I don’t know a lot about or watch spectator sports all that much. But given the nature of my research - into traveling performance traditions - I can’t help but collide with the topic.
I didn’t really grow up with sports as a social bonding ritual in my family. So I never have really been able to tap into the sense of well-being other people seem to have engendered in their hearts through sports affiliations. Sports metaphors are always lost on me. When employers have tried to motivate my by appealing to my “team spirit”, the exhortations have fallen flat.
But what is modern sports if not operatic, ballets of coordinated human action and the simple aesthetic joys of pure beautiful movement? To on the one hand glorify the more classically-recognized performing arts and to villify on the other sports and sports spectacles as somehow unworthy of special study would be foolish given the nature of the undertaking upon which I have embarked.
Here’s what I’ve learned about sports though, just from factual observation at the one or two Orioles games I’ve been too - coupled with other experiences of mass spectacles, dance clubs, parties, concerts, etc. People have some inbuilt needs which relate to our being, at heart, basically just big monkeys. We need special monkey times.
Special monkey times basically means that we need to be able to get together in a big group and yell. We need to be able to see each other at big inter-tribal gatherings and smaller clan-specific occasions, compare ourselves with one another, show off, lust after each other and so on. Dancing, getting wasted, cheering. It’s comforting and refreshing to be able to surrender your individual identity into that of a huge group. Have you seen the videos from Denmark, of the starlings or some birds forming a tremendous shifting cloud of aerobatic intent. It’s the most mathematical thing I’ve ever seen. I felt like I was looking into the future, the first graphical depiction of what the internet really is. A bunch of beings coming together for some common purpose, even if that common purpose is only coming together and its benefits are strictly practical and utilitarian: trading and reproduction (a kind of trade).

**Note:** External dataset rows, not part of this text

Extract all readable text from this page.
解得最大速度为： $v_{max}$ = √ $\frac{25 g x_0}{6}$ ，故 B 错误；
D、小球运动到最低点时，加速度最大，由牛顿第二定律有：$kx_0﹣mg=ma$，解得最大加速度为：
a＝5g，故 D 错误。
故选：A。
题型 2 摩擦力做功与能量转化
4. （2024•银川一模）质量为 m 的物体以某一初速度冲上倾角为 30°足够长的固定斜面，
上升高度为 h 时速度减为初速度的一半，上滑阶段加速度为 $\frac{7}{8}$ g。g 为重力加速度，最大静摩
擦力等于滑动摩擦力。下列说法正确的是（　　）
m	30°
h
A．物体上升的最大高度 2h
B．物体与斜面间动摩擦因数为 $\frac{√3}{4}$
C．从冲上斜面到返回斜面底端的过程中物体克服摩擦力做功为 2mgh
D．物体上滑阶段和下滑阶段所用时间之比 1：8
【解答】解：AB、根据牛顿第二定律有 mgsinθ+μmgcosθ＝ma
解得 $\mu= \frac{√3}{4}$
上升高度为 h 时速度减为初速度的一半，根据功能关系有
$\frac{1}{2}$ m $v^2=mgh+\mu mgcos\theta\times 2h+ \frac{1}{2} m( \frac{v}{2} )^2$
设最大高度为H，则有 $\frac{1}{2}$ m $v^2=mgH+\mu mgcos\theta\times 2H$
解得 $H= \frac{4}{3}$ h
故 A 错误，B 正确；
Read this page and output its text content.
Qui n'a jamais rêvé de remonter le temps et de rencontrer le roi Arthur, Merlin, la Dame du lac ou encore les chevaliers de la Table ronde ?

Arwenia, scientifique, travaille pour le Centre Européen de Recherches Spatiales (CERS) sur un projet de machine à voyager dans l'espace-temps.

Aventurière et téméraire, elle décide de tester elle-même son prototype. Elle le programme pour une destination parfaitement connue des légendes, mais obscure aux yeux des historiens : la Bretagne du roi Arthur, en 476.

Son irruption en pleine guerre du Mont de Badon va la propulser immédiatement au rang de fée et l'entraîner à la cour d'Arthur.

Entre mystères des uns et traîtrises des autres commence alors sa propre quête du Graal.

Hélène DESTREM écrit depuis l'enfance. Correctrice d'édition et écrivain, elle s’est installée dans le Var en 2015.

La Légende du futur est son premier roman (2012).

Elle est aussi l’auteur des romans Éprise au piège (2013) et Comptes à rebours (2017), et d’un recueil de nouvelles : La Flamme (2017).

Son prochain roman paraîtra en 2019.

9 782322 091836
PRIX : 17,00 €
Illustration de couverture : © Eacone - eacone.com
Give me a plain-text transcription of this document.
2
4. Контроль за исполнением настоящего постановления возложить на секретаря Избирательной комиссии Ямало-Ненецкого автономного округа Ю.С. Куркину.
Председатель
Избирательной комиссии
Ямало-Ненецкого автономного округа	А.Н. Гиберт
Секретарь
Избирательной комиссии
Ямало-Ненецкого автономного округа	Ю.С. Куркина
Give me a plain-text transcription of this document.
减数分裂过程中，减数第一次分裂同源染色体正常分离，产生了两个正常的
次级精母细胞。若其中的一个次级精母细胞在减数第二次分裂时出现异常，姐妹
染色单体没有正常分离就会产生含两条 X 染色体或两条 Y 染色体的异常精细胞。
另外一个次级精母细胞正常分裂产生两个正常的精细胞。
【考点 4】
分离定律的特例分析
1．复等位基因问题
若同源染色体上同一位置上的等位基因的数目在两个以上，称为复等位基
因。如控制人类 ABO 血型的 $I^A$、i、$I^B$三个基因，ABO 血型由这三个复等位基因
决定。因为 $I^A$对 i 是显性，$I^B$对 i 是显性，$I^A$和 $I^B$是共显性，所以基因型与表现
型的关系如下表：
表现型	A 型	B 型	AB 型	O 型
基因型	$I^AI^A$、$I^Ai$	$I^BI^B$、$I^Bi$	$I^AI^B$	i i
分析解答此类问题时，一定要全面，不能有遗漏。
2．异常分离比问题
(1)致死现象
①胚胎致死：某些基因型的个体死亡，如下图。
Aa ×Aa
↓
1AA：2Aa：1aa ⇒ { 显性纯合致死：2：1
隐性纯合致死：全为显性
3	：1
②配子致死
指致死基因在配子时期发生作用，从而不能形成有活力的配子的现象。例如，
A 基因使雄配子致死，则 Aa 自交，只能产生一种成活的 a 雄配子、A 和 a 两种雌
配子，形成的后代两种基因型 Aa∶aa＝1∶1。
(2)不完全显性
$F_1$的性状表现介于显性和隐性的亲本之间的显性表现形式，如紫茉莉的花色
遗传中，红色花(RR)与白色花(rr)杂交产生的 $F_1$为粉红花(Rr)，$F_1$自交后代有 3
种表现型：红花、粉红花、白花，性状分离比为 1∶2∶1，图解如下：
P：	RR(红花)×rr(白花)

Sports and huge public spectacles, then, give people a chance to do that, to fulfill our basic needs as special monkeys in a weird and sometimes way-too-civilized world. We need to see people being able to bash the shit out of each other. Putting it into a protected, stylized ritual context helps to teach principles of the prevailing order and create a mechanism whereby people can blow off dangerous monkey steam which otherwise might explode in disruptions and disturbances of other kinds.